Strokes of genius?: Phelps abandons his strong events to improve weaknesses
Wednesday, July 20, 2005
COLLEGE PARK, Md. -- Michael Phelps is taking some time off from his relentless pursuit of first-place finishes, world records and Olympic medals.
After enjoying unprecedented success in the swimming pool last summer, Phelps has embarked on a new challenge: expanding his repertoire to include events that will test his versatility, conditioning and resolve.
At the world championships next week in Montreal, Phelps will compete in eight events, just as he did in the 2004 Summer Olympics.
But his workload won't be the same. He has replaced two of his world-record events, the 200-meter butterfly and 400 individual medley, with the 100-meter and 400 freestyles.
"I think it will make things interesting, keep me on my toes," Phelps said Monday, shortly after a workout at the University of Maryland.
Phelps set five individual world records at the 2003 world championships before capturing a record eight medals (six gold) at the 2004 Olympics. It's too early to start worrying about the 2008 Olympics in Beijing, so for now Phelps is going to have a little fun in the pool, even if it means finishing behind Australian Grant Hackett in the 400-meter freestyle.
"It's really easy for Michael to get bored with the 400 IM -- done that, been there," U.S. men's coach Dave Salo said. "Michael understands his legacy. I think he wants to go down in history as probably the greatest swimmer we've ever had in this country, if not the world. So he's willing to take on the top guys, and if he gets a bronze medal once in a while, he's OK with that because he can come back and do better."
If Phelps beats Hackett, great. If he doesn't, well, so be it.
"I think this is more of a learning year than anything else. Everything is really baby steps until Beijing," Phelps said. "Obviously, the big picture is three years from now."

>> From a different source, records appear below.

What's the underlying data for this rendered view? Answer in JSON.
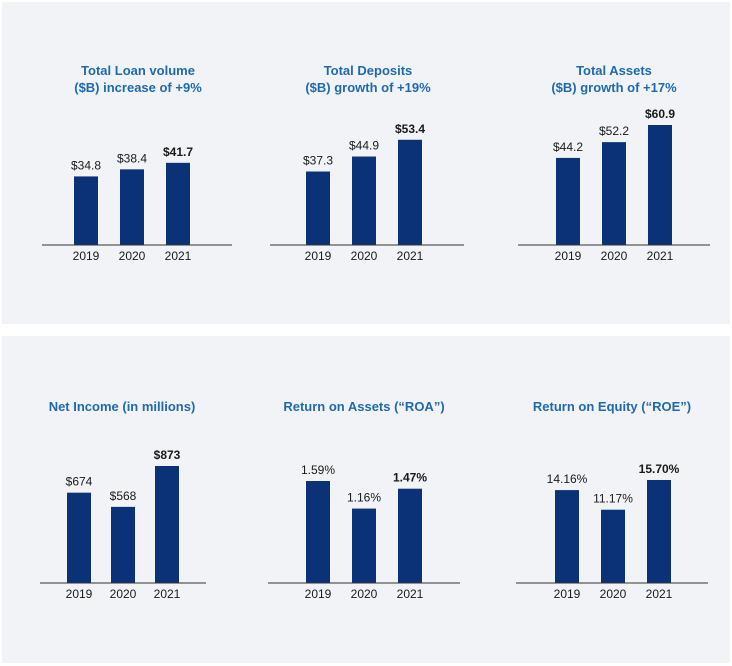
{
  "colors": {
    "bar": "#0b3177",
    "title": "#1f6aae",
    "axis": "#333333",
    "panel": "#f2f3f6"
  },
  "chart_data": [
    {
      "type": "bar",
      "title": "Total Loan volume\n($B) increase of +9%",
      "categories": [
        "2019",
        "2020",
        "2021"
      ],
      "values": [
        34.8,
        38.4,
        41.7
      ],
      "labels": [
        "$34.8",
        "$38.4",
        "$41.7"
      ],
      "bold_index": 2,
      "ylim": [
        0,
        60.9
      ]
    },
    {
      "type": "bar",
      "title": "Total Deposits\n($B) growth of +19%",
      "categories": [
        "2019",
        "2020",
        "2021"
      ],
      "values": [
        37.3,
        44.9,
        53.4
      ],
      "labels": [
        "$37.3",
        "$44.9",
        "$53.4"
      ],
      "bold_index": 2,
      "ylim": [
        0,
        60.9
      ]
    },
    {
      "type": "bar",
      "title": "Total Assets\n($B) growth of +17%",
      "categories": [
        "2019",
        "2020",
        "2021"
      ],
      "values": [
        44.2,
        52.2,
        60.9
      ],
      "labels": [
        "$44.2",
        "$52.2",
        "$60.9"
      ],
      "bold_index": 2,
      "ylim": [
        0,
        60.9
      ]
    },
    {
      "type": "bar",
      "title": "Net Income (in millions)",
      "categories": [
        "2019",
        "2020",
        "2021"
      ],
      "values": [
        674,
        568,
        873
      ],
      "labels": [
        "$674",
        "$568",
        "$873"
      ],
      "bold_index": 2,
      "ylim": [
        0,
        873
      ]
    },
    {
      "type": "bar",
      "title": "Return on Assets (“ROA”)",
      "categories": [
        "2019",
        "2020",
        "2021"
      ],
      "values": [
        1.59,
        1.16,
        1.47
      ],
      "labels": [
        "1.59%",
        "1.16%",
        "1.47%"
      ],
      "bold_index": 2,
      "ylim": [
        0,
        1.59
      ]
    },
    {
      "type": "bar",
      "title": "Return on Equity (“ROE”)",
      "categories": [
        "2019",
        "2020",
        "2021"
      ],
      "values": [
        14.16,
        11.17,
        15.7
      ],
      "labels": [
        "14.16%",
        "11.17%",
        "15.70%"
      ],
      "bold_index": 2,
      "ylim": [
        0,
        15.7
      ]
    }
  ]
}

By taking on new challenges, Phelps might be sacrificing a win or two at the world championships. But ultimately, the United States' swimming program should benefit from his decision to broaden his workload.
Swimmers who figured their place on the 2008 Olympic squad was secure now face the prospect of being challenged by Phelps, who hinted that he just might try everything except breaststroke and the 1500 meter freestyle.
"What Michael does to U.S. Swimming is challenge the guys. It raises the bar," Salo said. "I think the rest of the world is slowly but surely catching up to Michael. Our own Americans have to say, if I want a shot at this I have to catch up to Michael, too."
Phelps' shuffled program at the world championships was devised by his longtime coach, Bob Bowman, assistant coach of the U.S. men's team.
"He's abandoned his super-duper events, but he's swimming as many events as he did in the Olympics," Bowman said. "I have put him at somewhat of a disadvantage because he's swimming some events in which he's hardly favored. Of course, everybody will still expect him to win. But I'm trying to look toward what his ultimate goals are, and see if we can make things happen that will help it along."
There isn't much left for Phelps to accomplish, except perhaps a suitable encore in Beijing.
"I never thought by the age of 20 I'd have eight Olympic medals and would be leading a dream come true, being a professional athlete doing something I love," Phelps said. "It's all fun. I'm having a blast doing it; I couldn't ask for anything more."